Patients shifted after doctor’s desperate plea

2:42AM Dec 26, 2014

Critical patients treated in pitch black after Kuala Krai hospital ran out fuel to power generators last night were finally evacuated from the flood-hit area.

Doctors posted desperate pleas for help after forced to intubate an infant in darkness and tearfully watching rescue helicopters leave after failing to land.

“Latest update. Alhamdulillah, helicopter assistance has arrived to take the victims in hospitals especially babies to shelter,” Health Ministry director-general Dr Noor Hisham said in a Facebook posting at 10.20pm Thursday.

The army evacuated adult and paediatric patients to Hospital Universiti Sains Malaysia (HUSM), which is about 20 minutes away via helicopter, he said, while diesel supply was replenished.

“All settled diesel delivered, generator filled, functioning and power supply back to normal.

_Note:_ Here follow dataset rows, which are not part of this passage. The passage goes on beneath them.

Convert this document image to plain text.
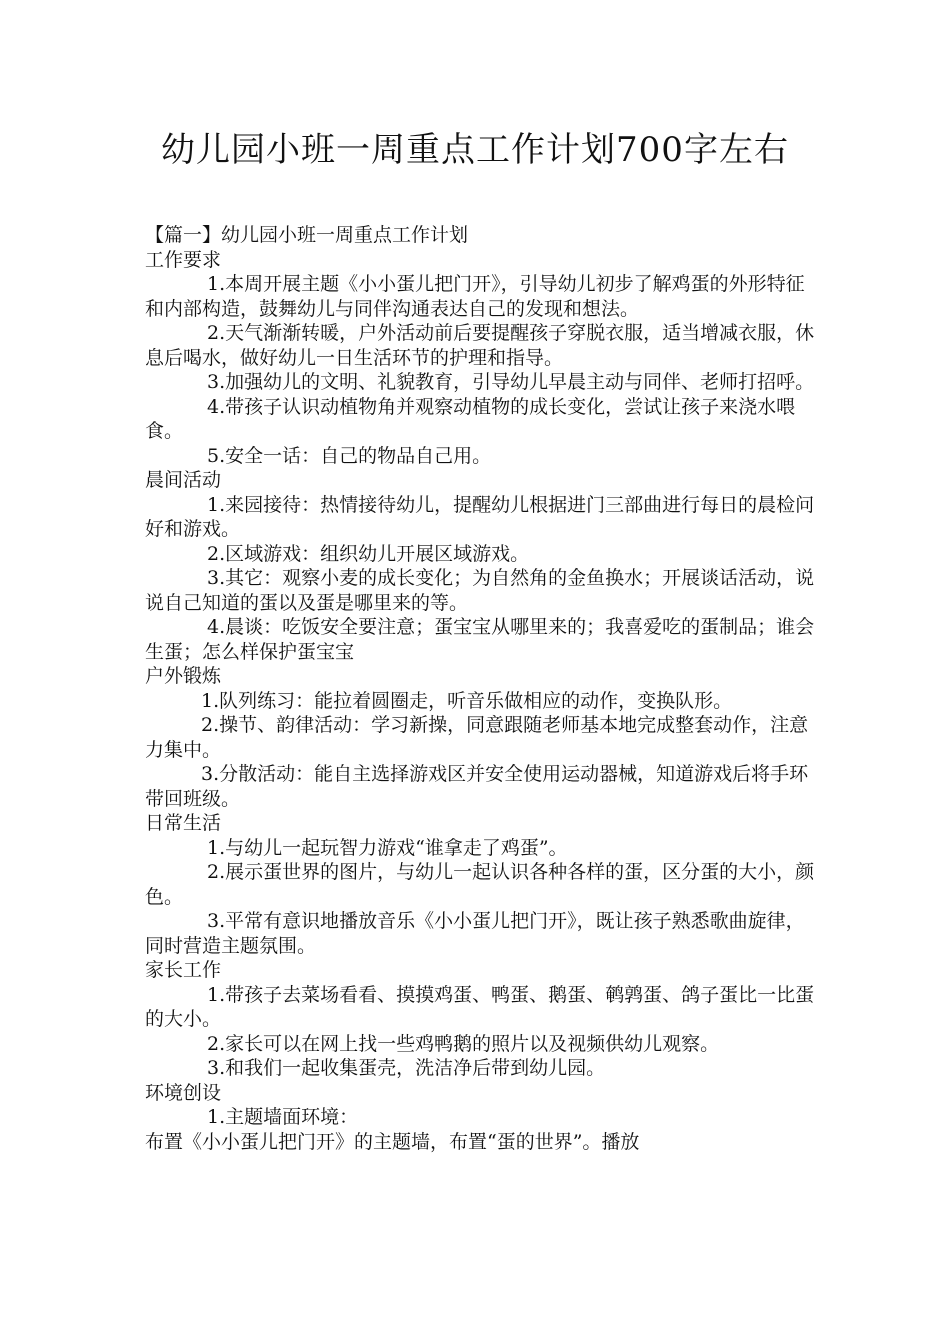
幼儿园小班一周重点工作计划700字左右

【篇一】幼儿园小班一周重点工作计划

工作要求

1.本周开展主题《小小蛋儿把门开》，引导幼儿初步了解鸡蛋的外形特征和内部构造，鼓舞幼儿与同伴沟通表达自己的发现和想法。

2.天气渐渐转暖，户外活动前后要提醒孩子穿脱衣服，适当增减衣服，休息后喝水，做好幼儿一日生活环节的护理和指导。

3.加强幼儿的文明、礼貌教育，引导幼儿早晨主动与同伴、老师打招呼。

4.带孩子认识动植物角并观察动植物的成长变化，尝试让孩子来浇水喂食。

5.安全一话：自己的物品自己用。

晨间活动

1.来园接待：热情接待幼儿，提醒幼儿根据进门三部曲进行每日的晨检问好和游戏。

2.区域游戏：组织幼儿开展区域游戏。

3.其它：观察小麦的成长变化；为自然角的金鱼换水；开展谈话活动，说说自己知道的蛋以及蛋是哪里来的等。

4.晨谈：吃饭安全要注意；蛋宝宝从哪里来的；我喜爱吃的蛋制品；谁会生蛋；怎么样保护蛋宝宝

户外锻炼

1.队列练习：能拉着圆圈走，听音乐做相应的动作，变换队形。

2.操节、韵律活动：学习新操，同意跟随老师基本地完成整套动作，注意力集中。

3.分散活动：能自主选择游戏区并安全使用运动器械，知道游戏后将手环带回班级。

日常生活

1.与幼儿一起玩智力游戏“谁拿走了鸡蛋”。

2.展示蛋世界的图片，与幼儿一起认识各种各样的蛋，区分蛋的大小，颜色。

3.平常有意识地播放音乐《小小蛋儿把门开》，既让孩子熟悉歌曲旋律，同时营造主题氛围。

家长工作

1.带孩子去菜场看看、摸摸鸡蛋、鸭蛋、鹅蛋、鹌鹑蛋、鸽子蛋比一比蛋的大小。

2.家长可以在网上找一些鸡鸭鹅的照片以及视频供幼儿观察。

3.和我们一起收集蛋壳，洗洁净后带到幼儿园。

环境创设

1.主题墙面环境：

布置《小小蛋儿把门开》的主题墙，布置“蛋的世界”。播放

Supplies delivered and Hospital Kuala Krai is in safe zone (as it is on) high ground.

“One adult critically-ill patient and two neonates were transferred successfully to HUSM and live another day. (Rescue workers) to continue patient evacuation tomorrow,” he said.

In a video shared by Noor Hisham, Hospital Kuala Krai staff said patients are hungry and thirsty as there is shortage of drinking water.

“We hope help will arrive soon…Our focus is to save lives, the rest we leave to God,” the staff member said.

Call for help with evacuation was also made by Hospital Kota Bharu, with the capital city paralysed after the Sungai Kelantan broke its banks yesterday.

“Hospital Kota Bharu needs four wheel drive vehicles to help move patients and vital equipment from Hospital Kota Bharu to HUSM on an urgent basis.

“Those with four wheel drive vehicles are urged to contact me urgently,” a message posted by the administrator of PAS vice president Husam Musa’s official Facebook page reads.

Hospital Raja Perempuan Zainab II is filling up with flood water, pictures shared by Noor Hisham Thursday afternoon showed.

All hospitals in unaffected states are ordered to prepare for evacuated patients, with priority given to the ventilated and critically-ill.

“We expect severe damage to Health Ministry assets like hospitals, clinics and rural clinics. Repairs will cost a lot of money and time.

“We thank the Health Ministry team for their dedication and sacrifice in performing their duties wherever they may be.”

Shame on you, Malaysia

Dr Noor Hisham also shared Hospital Kuala Krai’s Dr Adibah Abdullah’s harrowing account of counting down hours left of battery supply on patients’ ventilators.

“We had to intubate a baby in the dark…Intensive Care Unit and Critical Care Unit patients are breathing on battery-powered battery supply.

“If power is not restored, we will take turns to manually pump air, but for how long?” she wrote.

Patients and staff prepared to evacuate twice and tearfully signalled rescue helicopters in the afternoon, she said, only to have hopes dashed because the choppers could not land safely.

“They said the roofs would detach if the helicopter came closer. The only way to rescue patients is by hoisting them up, airlift them – like in the movies, from the boats, or from a clearing very near the water edge.

“We’re talking about ill patients here, those breathing through machines, newborn babies, old people with broken bones.

“They left. They departed and left us wondering. We were clueless,” she wrote.

The only help that managed to reach the hospital at the time was an army doctor, she said.

“I don’t know what to do. I heard that this morning television news showed a wedding held in the floods.

“Shame on you, Malaysia. Shame on you. We are waiting.”